The ALJs also enjoy at least two layers of removal protection. (They can be removed only for cause as found by the MSPB, whose members are also removable only for cause.) Crucially, both Judge Kavanaugh and Chief Justice Roberts went out of their way to carve ALJs out of their opinions. At least one of their reasons for doing so was that ALJs perform only adjudicative functions, which arguably are not a core executive activity. It is practically axiomatic that independence is more important for adjudicative functions than executive functions. It is not clear that even a Court that includes Judge Kavanaugh would have five votes for making ALJs removable at will.

On the other hand, the Trump Administration’s basic position, as articulated in Lucia, is not necessarily that ALJs should be removable at will, but rather that, in order to avoid a constitutional problem, the statutory “for cause” standard should be treated as a comparatively low bar that could be satisfied by (for example) an ALJ’s issuing substantive rulings at odds with agency policy.

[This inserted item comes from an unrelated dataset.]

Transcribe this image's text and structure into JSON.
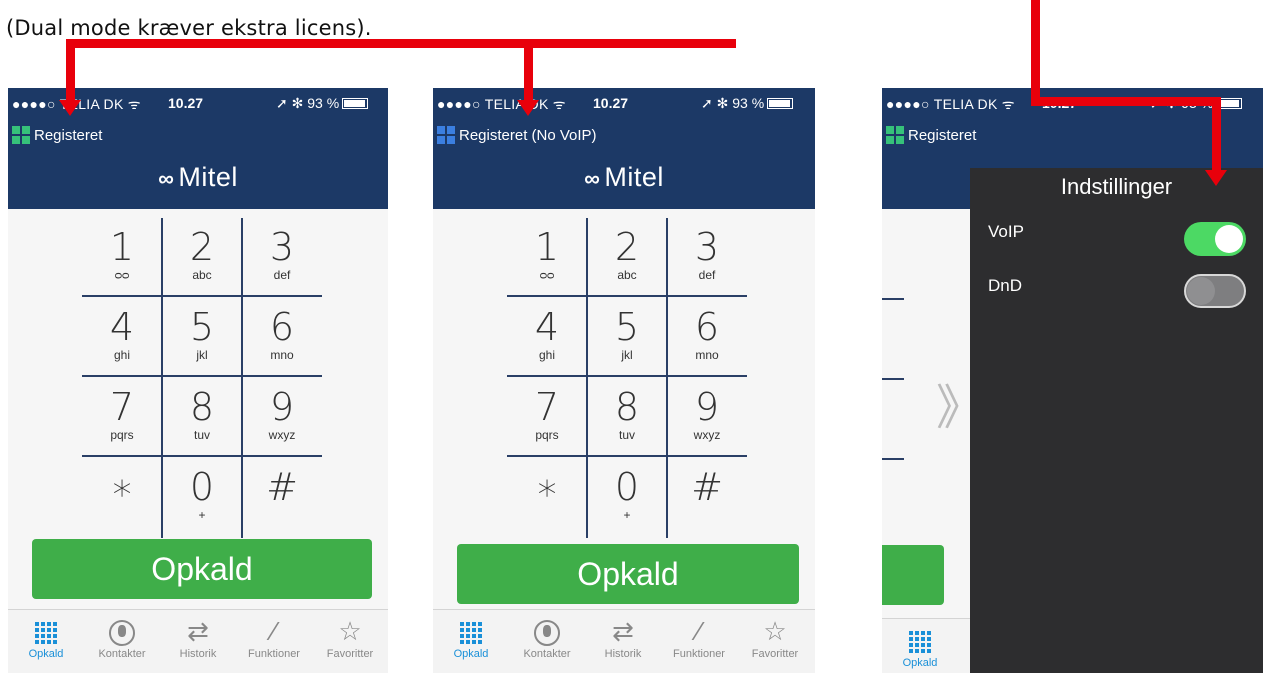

It is possible that five justices on a Court that includes Judge Kavanaugh would be sympathetic to that kind of reading of the APA. If they are, presumably the result would be (as the Administration urged in Lucia) to facially uphold, not strike down, the ALJs’ statutory tenure protections, albeit in a weakened form. It is hard to say whether such a ruling would require, as Lucia did, the rehearing of cases pending when the decision was announced. If they construe the APA in a way that avoids a constitutional issue, the justices may be able to send a signal about ALJ tenure protections without actually invaliding ALJ rulings across the federal government.

Daniel Walfish, a former SEC Enforcement senior counsel, is a partner in Walfish & Fissell LLP.